Huxley began his long and productive career by writing witty, epigrammatic novels satirizing the bright young intellectuals and hedonists of England of the 1920’s; he ended it searching, through Eastern religions and efforts at the expansion of consciousness, for a mystical vision of truth. Throughout his career, he was as much a writer of essays as of novels, and toward the end of his life, he turned more and more to nonfiction as the appropriate medium for the expression of his ideas.
After Many a Summer Dies the Swan combines these two tendencies in Huxley’s writing. His move to California in 1937 opened up for him a new field for satire: One can easily imagine that Pordage’s astonishment at the frequently bizarre contradictions of the culture of Southern California directly reflects Huxley’s own experience. At the same time, Propter’s extended conversations represent Huxley’s own search for truth through mysticism. In this novel, the sometimes contradictory impulses toward satire and toward mysticism work well together; Pordage’s awareness of the absurd and crass materialism of Southern California complements Propter’s insight that time and craving are the sources of evil. Thus the novel, in spite of its varied content and long stretches of philosophical conversation, attains a degree of unity that many of Huxley’s other novels do not.
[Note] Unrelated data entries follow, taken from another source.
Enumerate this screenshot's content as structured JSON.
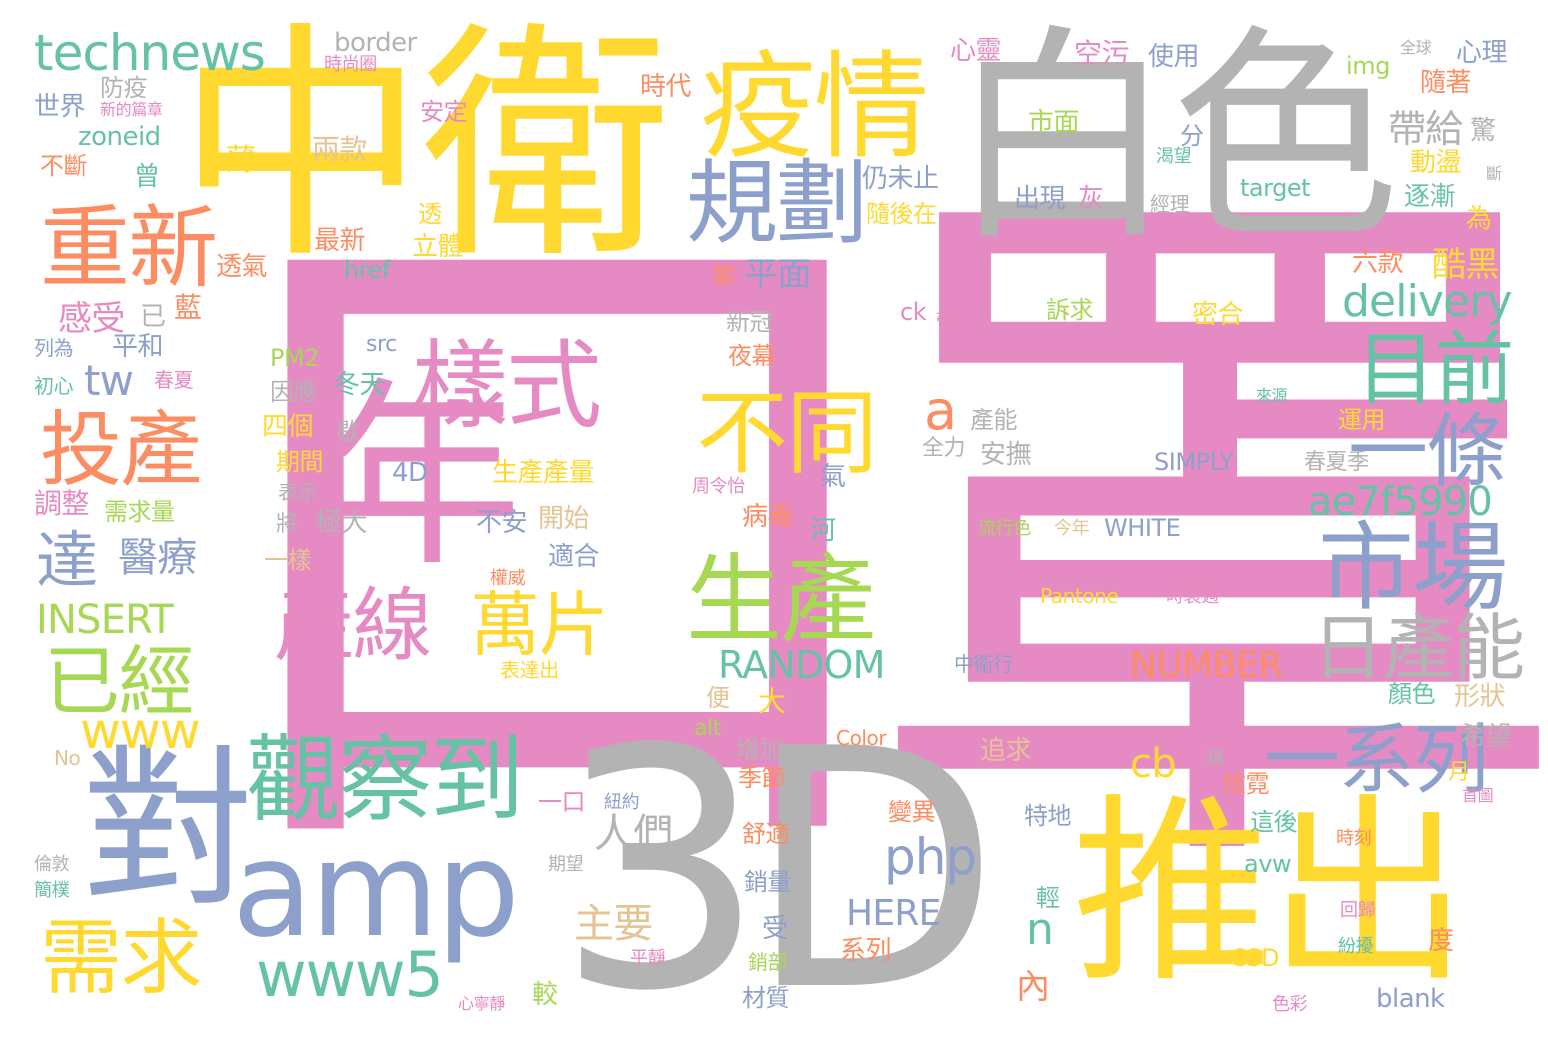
{
  "palette": {
    "pink": "#e68ac3",
    "yellow": "#ffd92f",
    "grey": "#b3b3b3",
    "blue": "#8da0cb",
    "green": "#66c2a5",
    "orange": "#fc8d62",
    "lime": "#a6d854",
    "tan": "#e5c494"
  },
  "words": {
    "kouzhao": "口罩",
    "zhongwei": "中衛",
    "baise": "白色",
    "td": "3D",
    "dui": "對",
    "tuichu": "推出",
    "amp": "amp",
    "yiqing": "疫情",
    "guihua": "規劃",
    "chongxin": "重新",
    "technews": "technews",
    "touchan": "投產",
    "yangshi": "樣式",
    "nian": "年",
    "chanxian": "產線",
    "butong": "不同",
    "shengchan": "生產",
    "shichang": "市場",
    "mubian": "目前",
    "yitiao": "一條",
    "richanneng": "日產能",
    "guanchadao": "觀察到",
    "xuqiu": "需求",
    "yijing": "已經",
    "yixilie": "一系列",
    "www5": "www5",
    "www": "www",
    "wanpian": "萬片",
    "php": "php",
    "delivery": "delivery",
    "ae7f5990": "ae7f5990",
    "da": "達",
    "yiliao": "醫療",
    "insert": "INSERT",
    "random": "RANDOM",
    "number": "NUMBER",
    "here": "HERE",
    "simply": "SIMPLY",
    "white": "WHITE",
    "pantone": "Pantone",
    "color": "Color",
    "a": "a",
    "tw": "tw",
    "n": "n",
    "cb": "cb",
    "border": "border",
    "zoneid": "zoneid",
    "shijie": "世界",
    "fangyi": "防疫",
    "buduan": "不斷",
    "bao": "薄",
    "liangkuan": "兩款",
    "zeng": "曾",
    "touqi": "透氣",
    "zuixin": "最新",
    "href": "href",
    "ganshou": "感受",
    "yi2": "已",
    "lan": "藍",
    "pinghe": "平和",
    "liewei": "列為",
    "chuxin": "初心",
    "chunxia": "春夏",
    "src": "src",
    "pm2": "PM2",
    "dongtian": "冬天",
    "yinying": "因應",
    "sige": "四個",
    "xie": "歇",
    "qijian": "期間",
    "biaoshi": "表示",
    "jiang": "將",
    "jida": "極大",
    "yiyang": "一樣",
    "tiaozheng": "調整",
    "xuqiuliang": "需求量",
    "d4": "4D",
    "shengchanchanliang": "生產產量",
    "buan": "不安",
    "kaishi": "開始",
    "shihe": "適合",
    "quanwei": "權威",
    "biaodachu": "表達出",
    "shijiantu": "時尚圈",
    "andingf": "安定",
    "shidai": "時代",
    "xinde": "新的篇章",
    "kongwu": "空污",
    "shiyong": "使用",
    "xinling": "心靈",
    "img": "img",
    "quanqiu": "全球",
    "xinli": "心理",
    "suizhe": "隨著",
    "shimian": "市面",
    "fen": "分",
    "kewang": "渴望",
    "daigei": "帶給",
    "jing": "驚",
    "dongdang": "動盪",
    "duan": "斷",
    "rengweizhi": "仍未止",
    "chuxian": "出現",
    "hui": "灰",
    "target": "target",
    "zhuji": "逐漸",
    "jingli": "經理",
    "suihouzai": "隨後在",
    "wei": "為",
    "tou": "透",
    "liti": "立體",
    "zi": "紫",
    "pingmian": "平面",
    "liukuan": "六款",
    "kuhei": "酷黑",
    "ck": "ck",
    "daichu": "帶出",
    "suqiu": "訴求",
    "mihe": "密合",
    "xinguan": "新冠",
    "yemu": "夜幕",
    "chanleng": "產能",
    "quanli": "全力",
    "anfu": "安撫",
    "qi": "氣",
    "zhoulingyi": "周令怡",
    "bingdu": "病毒",
    "he": "河",
    "liuxingse": "流行色",
    "jinnian": "今年",
    "laiyuan": "來源",
    "yunyong": "運用",
    "chunxiaji": "春夏季",
    "shizhuangzhou": "時裝週",
    "zhongweihang": "中衛行",
    "bian": "便",
    "da2": "大",
    "alt": "alt",
    "zengjia": "增加",
    "jijie": "季節",
    "zhuiqiu": "追求",
    "yanse": "顏色",
    "xingzhuang": "形狀",
    "xiwang": "希望",
    "xuanlu": "炫霓",
    "yue": "月",
    "cheng": "稱",
    "shouye": "首圖",
    "no": "No",
    "yikou": "一口",
    "niuyue": "紐約",
    "renmen": "人們",
    "bianyi": "變異",
    "tedi": "特地",
    "zhehou": "這後",
    "shike": "時刻",
    "shushi": "舒適",
    "qiwang": "期望",
    "lundun": "倫敦",
    "jianpu": "簡樸",
    "xiaoliang": "銷量",
    "qing": "輕",
    "avw": "avw",
    "huigui": "回歸",
    "zhuyao": "主要",
    "shou": "受",
    "xilie": "系列",
    "fenrao": "紛擾",
    "du": "度",
    "csd": "CSD",
    "pingjing": "平靜",
    "xiaobu": "銷部",
    "nei": "內",
    "xinningjing": "心寧靜",
    "jiao": "較",
    "caizhi": "材質",
    "blank": "blank",
    "secai": "色彩"
  }
}
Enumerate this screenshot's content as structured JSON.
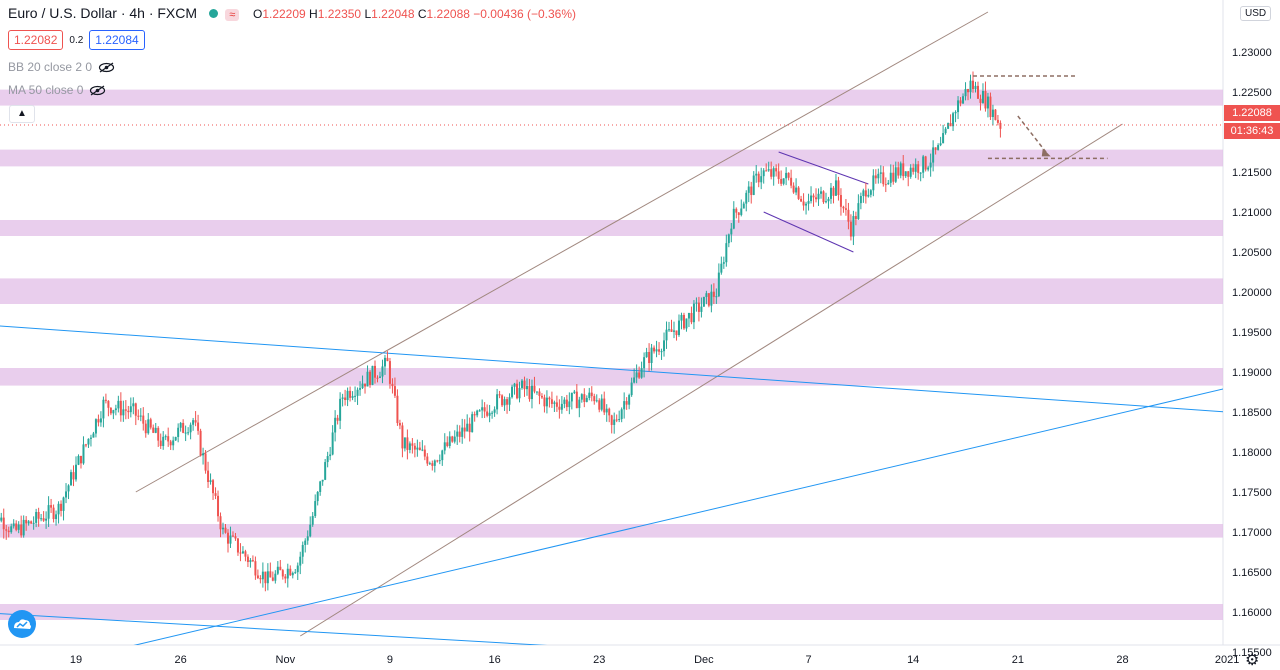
{
  "header": {
    "title": "Euro / U.S. Dollar · 4h · FXCM",
    "open_label": "O",
    "open": "1.22209",
    "high_label": "H",
    "high": "1.22350",
    "low_label": "L",
    "low": "1.22048",
    "close_label": "C",
    "close": "1.22088",
    "change": "−0.00436 (−0.36%)",
    "wave_icon": "≈"
  },
  "quotes": {
    "sell": "1.22082",
    "spread": "0.2",
    "buy": "1.22084"
  },
  "indicators": [
    {
      "label": "BB 20 close 2 0",
      "icon": "eye-crossed-icon"
    },
    {
      "label": "MA 50 close 0",
      "icon": "eye-crossed-icon"
    }
  ],
  "price_axis": {
    "currency": "USD",
    "current_price": "1.22088",
    "countdown": "01:36:43"
  },
  "colors": {
    "up": "#26a69a",
    "down": "#ef5350",
    "zone": "#e1bee7",
    "blue_line": "#2196f3",
    "channel": "#a1887f",
    "flag": "#5e35b1"
  },
  "chart_data": {
    "type": "candlestick",
    "symbol": "EURUSD",
    "timeframe": "4h",
    "ylim": [
      1.1535,
      1.2365
    ],
    "y_ticks": [
      "1.15500",
      "1.16000",
      "1.16500",
      "1.17000",
      "1.17500",
      "1.18000",
      "1.18500",
      "1.19000",
      "1.19500",
      "1.20000",
      "1.20500",
      "1.21000",
      "1.21500",
      "1.22000",
      "1.22500",
      "1.23000"
    ],
    "x_ticks": [
      "19",
      "26",
      "Nov",
      "9",
      "16",
      "23",
      "Dec",
      "7",
      "14",
      "21",
      "28",
      "2021"
    ],
    "x_tick_dates": [
      "2020-10-19",
      "2020-10-26",
      "2020-11-02",
      "2020-11-09",
      "2020-11-16",
      "2020-11-23",
      "2020-11-30",
      "2020-12-07",
      "2020-12-14",
      "2020-12-21",
      "2020-12-28",
      "2021-01-04"
    ],
    "key_closes": [
      {
        "date": "2020-10-13",
        "price": 1.174
      },
      {
        "date": "2020-10-15",
        "price": 1.17
      },
      {
        "date": "2020-10-18",
        "price": 1.173
      },
      {
        "date": "2020-10-21",
        "price": 1.186
      },
      {
        "date": "2020-10-23",
        "price": 1.185
      },
      {
        "date": "2020-10-25",
        "price": 1.181
      },
      {
        "date": "2020-10-27",
        "price": 1.184
      },
      {
        "date": "2020-10-29",
        "price": 1.17
      },
      {
        "date": "2020-11-01",
        "price": 1.164
      },
      {
        "date": "2020-11-03",
        "price": 1.166
      },
      {
        "date": "2020-11-04",
        "price": 1.172
      },
      {
        "date": "2020-11-06",
        "price": 1.187
      },
      {
        "date": "2020-11-09",
        "price": 1.191
      },
      {
        "date": "2020-11-10",
        "price": 1.181
      },
      {
        "date": "2020-11-12",
        "price": 1.179
      },
      {
        "date": "2020-11-16",
        "price": 1.186
      },
      {
        "date": "2020-11-18",
        "price": 1.188
      },
      {
        "date": "2020-11-20",
        "price": 1.186
      },
      {
        "date": "2020-11-23",
        "price": 1.187
      },
      {
        "date": "2020-11-24",
        "price": 1.183
      },
      {
        "date": "2020-11-26",
        "price": 1.191
      },
      {
        "date": "2020-11-28",
        "price": 1.195
      },
      {
        "date": "2020-12-01",
        "price": 1.2
      },
      {
        "date": "2020-12-02",
        "price": 1.209
      },
      {
        "date": "2020-12-04",
        "price": 1.215
      },
      {
        "date": "2020-12-06",
        "price": 1.214
      },
      {
        "date": "2020-12-07",
        "price": 1.211
      },
      {
        "date": "2020-12-09",
        "price": 1.213
      },
      {
        "date": "2020-12-10",
        "price": 1.208
      },
      {
        "date": "2020-12-11",
        "price": 1.213
      },
      {
        "date": "2020-12-13",
        "price": 1.215
      },
      {
        "date": "2020-12-15",
        "price": 1.216
      },
      {
        "date": "2020-12-16",
        "price": 1.218
      },
      {
        "date": "2020-12-17",
        "price": 1.223
      },
      {
        "date": "2020-12-18",
        "price": 1.226
      },
      {
        "date": "2020-12-19",
        "price": 1.224
      },
      {
        "date": "2020-12-20",
        "price": 1.2209
      }
    ],
    "zones": [
      [
        1.2233,
        1.2253
      ],
      [
        1.2157,
        1.2178
      ],
      [
        1.207,
        1.209
      ],
      [
        1.1985,
        1.2017
      ],
      [
        1.1883,
        1.1905
      ],
      [
        1.1693,
        1.171
      ],
      [
        1.159,
        1.161
      ]
    ],
    "lines": [
      {
        "name": "channel-upper",
        "kind": "channel",
        "from": {
          "date": "2020-10-23",
          "price": 1.175
        },
        "to": {
          "date": "2020-12-19",
          "price": 1.235
        }
      },
      {
        "name": "channel-lower",
        "kind": "channel",
        "from": {
          "date": "2020-11-03",
          "price": 1.157
        },
        "to": {
          "date": "2020-12-28",
          "price": 1.221
        }
      },
      {
        "name": "blue-descending-upper",
        "kind": "blue",
        "from": {
          "date": "2020-10-12",
          "price": 1.196
        },
        "to": {
          "date": "2021-01-04",
          "price": 1.185
        }
      },
      {
        "name": "blue-ascending",
        "kind": "blue",
        "from": {
          "date": "2020-10-21",
          "price": 1.155
        },
        "to": {
          "date": "2021-01-04",
          "price": 1.188
        }
      },
      {
        "name": "blue-descending-lower",
        "kind": "blue",
        "from": {
          "date": "2020-10-12",
          "price": 1.16
        },
        "to": {
          "date": "2020-11-27",
          "price": 1.155
        }
      },
      {
        "name": "flag-upper",
        "kind": "flag",
        "from": {
          "date": "2020-12-05",
          "price": 1.2175
        },
        "to": {
          "date": "2020-12-11",
          "price": 1.2135
        }
      },
      {
        "name": "flag-lower",
        "kind": "flag",
        "from": {
          "date": "2020-12-04",
          "price": 1.21
        },
        "to": {
          "date": "2020-12-10",
          "price": 1.205
        }
      }
    ],
    "annotations": [
      {
        "name": "top-dashed-line",
        "kind": "dashed",
        "from": {
          "date": "2020-12-18",
          "price": 1.227
        },
        "to": {
          "date": "2020-12-25",
          "price": 1.227
        }
      },
      {
        "name": "target-dashed-line",
        "kind": "dashed",
        "from": {
          "date": "2020-12-19",
          "price": 1.2167
        },
        "to": {
          "date": "2020-12-27",
          "price": 1.2167
        }
      },
      {
        "name": "down-arrow",
        "kind": "arrow",
        "from": {
          "date": "2020-12-21",
          "price": 1.222
        },
        "to": {
          "date": "2020-12-23",
          "price": 1.2172
        }
      }
    ],
    "last_price": 1.22088
  }
}
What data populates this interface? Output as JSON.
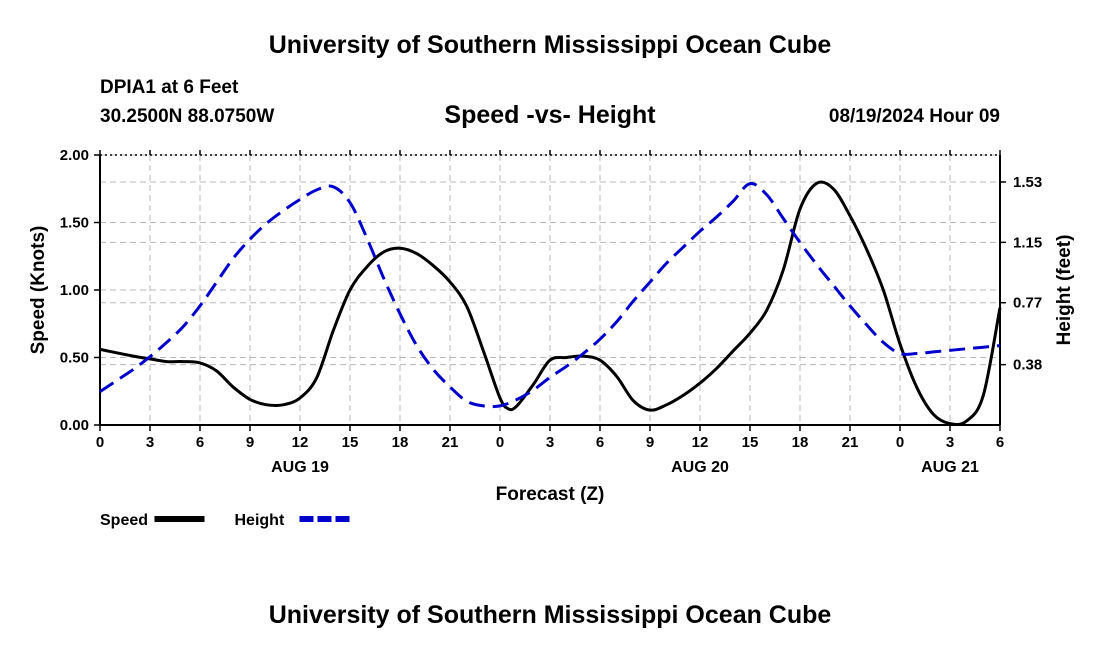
{
  "header": {
    "title": "University of Southern Mississippi Ocean Cube",
    "station": "DPIA1 at 6 Feet",
    "coords": "30.2500N  88.0750W",
    "datetime": "08/19/2024 Hour 09",
    "footer_title": "University of Southern Mississippi Ocean Cube"
  },
  "chart_data": {
    "type": "line",
    "title": "Speed -vs- Height",
    "xlabel": "Forecast (Z)",
    "ylabel": "Speed (Knots)",
    "y2label": "Height (feet)",
    "xlim": [
      0,
      54
    ],
    "ylim": [
      0,
      2.0
    ],
    "y2lim": [
      0,
      1.7
    ],
    "x_ticks": [
      0,
      3,
      6,
      9,
      12,
      15,
      18,
      21,
      24,
      27,
      30,
      33,
      36,
      39,
      42,
      45,
      48,
      51,
      54
    ],
    "x_tick_labels": [
      "0",
      "3",
      "6",
      "9",
      "12",
      "15",
      "18",
      "21",
      "0",
      "3",
      "6",
      "9",
      "12",
      "15",
      "18",
      "21",
      "0",
      "3",
      "6"
    ],
    "day_labels": [
      {
        "x": 12,
        "label": "AUG 19"
      },
      {
        "x": 36,
        "label": "AUG 20"
      },
      {
        "x": 51,
        "label": "AUG 21"
      }
    ],
    "y_ticks": [
      0,
      0.5,
      1.0,
      1.5,
      2.0
    ],
    "y_tick_labels": [
      "0.00",
      "0.50",
      "1.00",
      "1.50",
      "2.00"
    ],
    "y2_ticks": [
      0.38,
      0.77,
      1.15,
      1.53
    ],
    "y2_tick_labels": [
      "0.38",
      "0.77",
      "1.15",
      "1.53"
    ],
    "grid": true,
    "series": [
      {
        "name": "Speed",
        "axis": "left",
        "color": "#000000",
        "style": "solid",
        "x": [
          0,
          2,
          3,
          4,
          5,
          6,
          7,
          8,
          9,
          10,
          11,
          12,
          13,
          14,
          15,
          16,
          17,
          18,
          19,
          20,
          21,
          22,
          23,
          24,
          24.5,
          25,
          26,
          27,
          28,
          29,
          30,
          31,
          32,
          33,
          34,
          35,
          36,
          37,
          38,
          39,
          40,
          41,
          42,
          43,
          44,
          45,
          46,
          47,
          48,
          49,
          50,
          51,
          52,
          53,
          54
        ],
        "values": [
          0.56,
          0.51,
          0.49,
          0.47,
          0.47,
          0.46,
          0.4,
          0.28,
          0.19,
          0.15,
          0.15,
          0.2,
          0.35,
          0.7,
          1.0,
          1.17,
          1.28,
          1.31,
          1.27,
          1.18,
          1.06,
          0.88,
          0.55,
          0.2,
          0.12,
          0.14,
          0.3,
          0.48,
          0.5,
          0.51,
          0.48,
          0.36,
          0.18,
          0.11,
          0.15,
          0.22,
          0.31,
          0.42,
          0.55,
          0.68,
          0.85,
          1.15,
          1.6,
          1.79,
          1.75,
          1.55,
          1.3,
          1.0,
          0.6,
          0.28,
          0.08,
          0.01,
          0.03,
          0.22,
          0.87
        ]
      },
      {
        "name": "Height",
        "axis": "right",
        "color": "#0000cc",
        "style": "dashed",
        "x": [
          0,
          1,
          2,
          3,
          4,
          5,
          6,
          7,
          8,
          9,
          10,
          11,
          12,
          13,
          14,
          15,
          16,
          17,
          18,
          19,
          20,
          21,
          22,
          23,
          24,
          25,
          26,
          27,
          28,
          29,
          30,
          31,
          32,
          33,
          34,
          35,
          36,
          37,
          38,
          39,
          40,
          41,
          42,
          43,
          44,
          45,
          46,
          47,
          48,
          49,
          50,
          51,
          52,
          53,
          54
        ],
        "values": [
          0.21,
          0.28,
          0.35,
          0.43,
          0.52,
          0.62,
          0.75,
          0.9,
          1.05,
          1.17,
          1.27,
          1.35,
          1.42,
          1.48,
          1.5,
          1.4,
          1.18,
          0.93,
          0.7,
          0.5,
          0.35,
          0.24,
          0.15,
          0.12,
          0.12,
          0.16,
          0.22,
          0.3,
          0.37,
          0.45,
          0.54,
          0.65,
          0.78,
          0.9,
          1.02,
          1.12,
          1.22,
          1.31,
          1.41,
          1.52,
          1.45,
          1.3,
          1.15,
          1.01,
          0.88,
          0.75,
          0.63,
          0.52,
          0.45,
          0.45,
          0.46,
          0.47,
          0.48,
          0.49,
          0.5
        ]
      }
    ],
    "legend": [
      {
        "label": "Speed",
        "color": "#000000",
        "style": "solid"
      },
      {
        "label": "Height",
        "color": "#0000cc",
        "style": "dashed"
      }
    ],
    "legend_position": "bottom-left"
  }
}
On the other hand, Huxley’s satirical manner and mystical doctrine prevent his aspiring to what novels are most often praised for: a compassionate and insightful portrayal of convincing characters struggling with the real concerns of life. Huxley seems aware of this objection and answers it in the novel by having Propter maintain that when literature accepts the usual human aspirations, it helps “to perpetuate misery by explicitly or implicitly approving the thoughts and feelings and practices which could not fail to result in misery.” Satire, then, is “more deeply truthful” and “much more profitable” than tragedy. The only problem is that most satirists are not prepared “to carry their criticism of human values far enough.” This is, presumably, what Huxley seeks to do in After Many a Summer Dies the Swan.